You bet they were. . . but we know better
We gathered to celebrate Samhain, and as I read the damning and wicked words from the Witches’ Hammer, the Malleus Maleficarum, we discovered what those words could really mean.
First, you must know that the Malleus Maleficarum was the book used to take down wise healers during the 500-year Inquisition by accusing them of using witchcraft. Hooey. Those accused were usually smart, creative, “different”, or in some way a threat to a common or jealous person. And so, these people were arrested and awaited trial. But, did you know that it was against Christianity to spill blood, so if the accused were found guilty, they would be burned, drowned, hung, pressed, or tortured to death. . . so long as no blood was spilt.
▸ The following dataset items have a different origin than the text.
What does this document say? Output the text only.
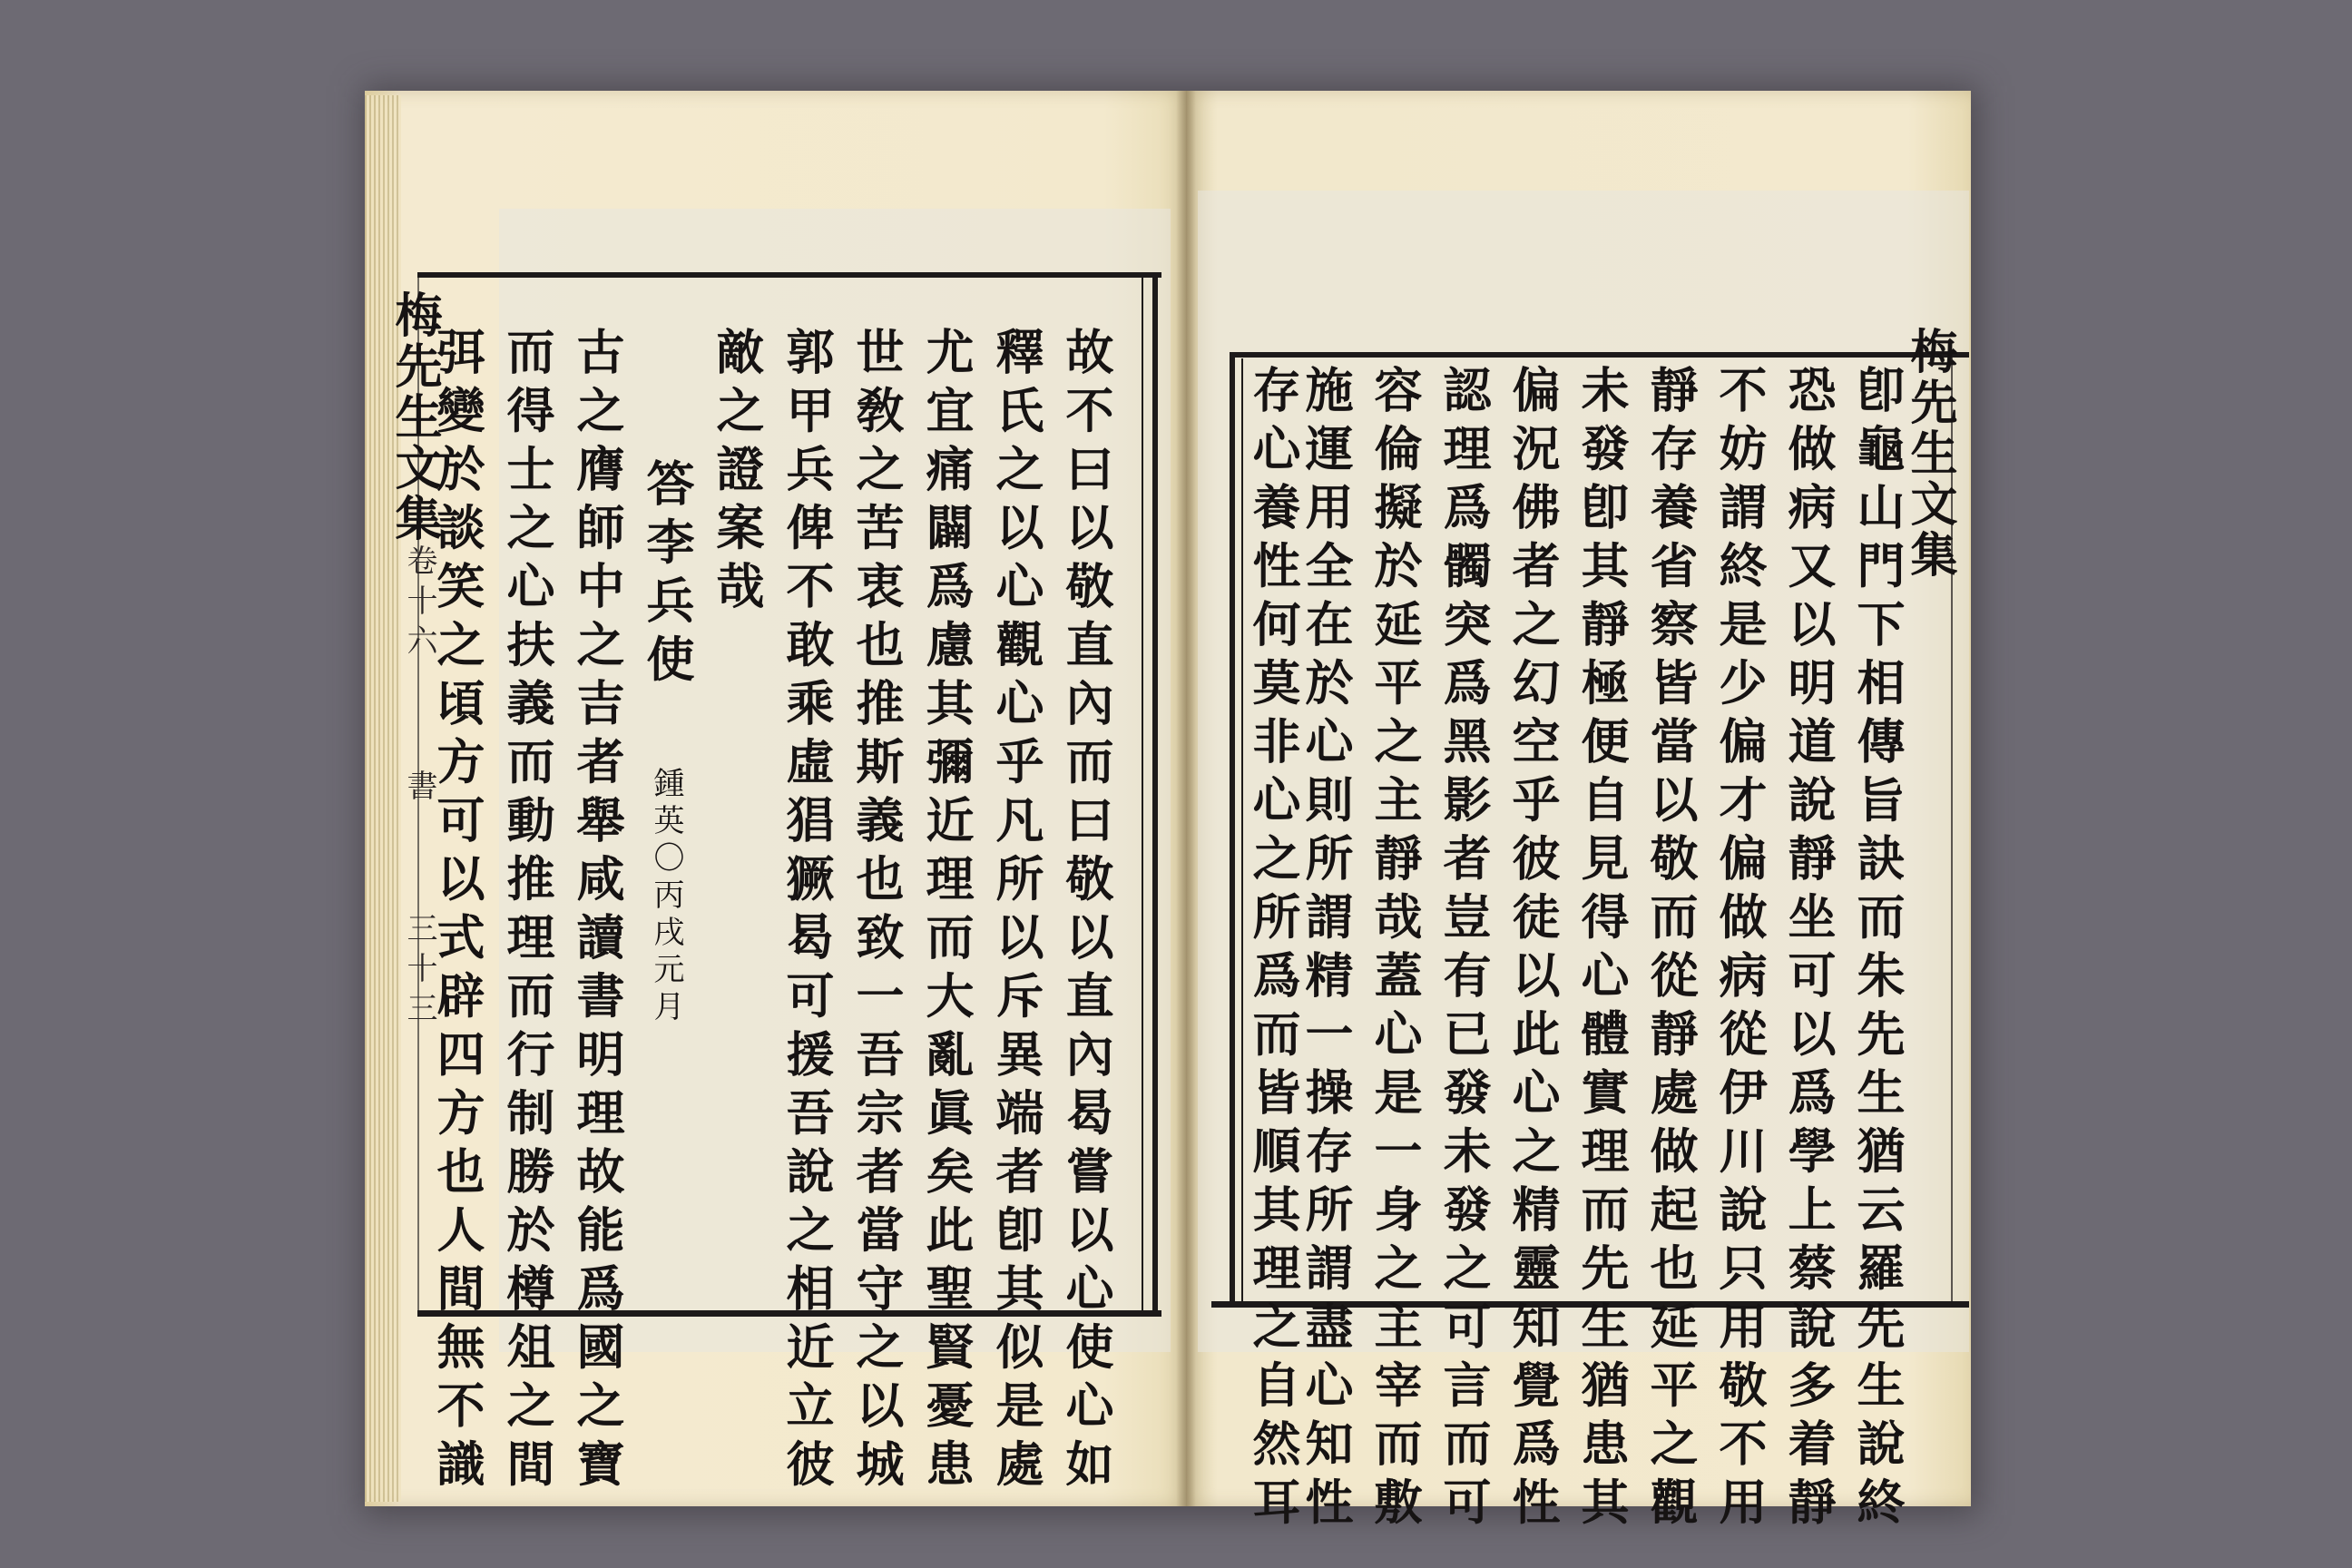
梅先生文集
卷十六
書
三十三	故不曰以敬直內而曰敬以直內曷嘗以心使心如
釋氏之以心觀心乎凡所以斥異端者卽其似是處
尤宜痛闢爲慮其彌近理而大亂眞矣此聖賢憂患
世敎之苦衷也推斯義也致一吾宗者當守之以城
郭甲兵俾不敢乘虛猖獗曷可援吾說之相近立彼
敵之證案哉
答李兵使
鍾英〇丙戌元月
古之膺師中之吉者舉咸讀書明理故能爲國之寶
而得士之心扶義而動推理而行制勝於樽俎之間
弭變於談笑之頃方可以式辟四方也人間無不識	梅先生文集
卽龜山門下相傳旨訣而朱先生猶云羅先生說終
恐做病又以明道說靜坐可以爲學上蔡說多着靜
不妨謂終是少偏才偏做病從伊川說只用敬不用
靜存養省察皆當以敬而從靜處做起也延平之觀
未發卽其靜極便自見得心體實理而先生猶患其
偏況佛者之幻空乎彼徒以此心之精靈知覺爲性
認理爲髑突爲黑影者豈有已發未發之可言而可
容倫擬於延平之主靜哉蓋心是一身之主宰而敷
施運用全在於心則所謂精一操存所謂盡心知性
存心養性何莫非心之所爲而皆順其理之自然耳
Now, here is a sample of what we’d read in the Witches Hammer: “Women also have weak memories and it is a natural vice in them not to be disciplined, but to follow their own impulses without any sense of what is due.” And to that, our dear apprentice pointed out, is the way women should be. We chose to interpret this accusation of weak memory and following impulses as a sign of one who can forgive and move on, move forward in life.
So at Samhain, it is our responsibility to honor those who lost their lives, and those who were healers and seers who survived. For we truly are the daughters of the witches they could not burn. May you embrace your ancestors and live with the knowledge they share deep within you bones, for you, dear sister, are sacred.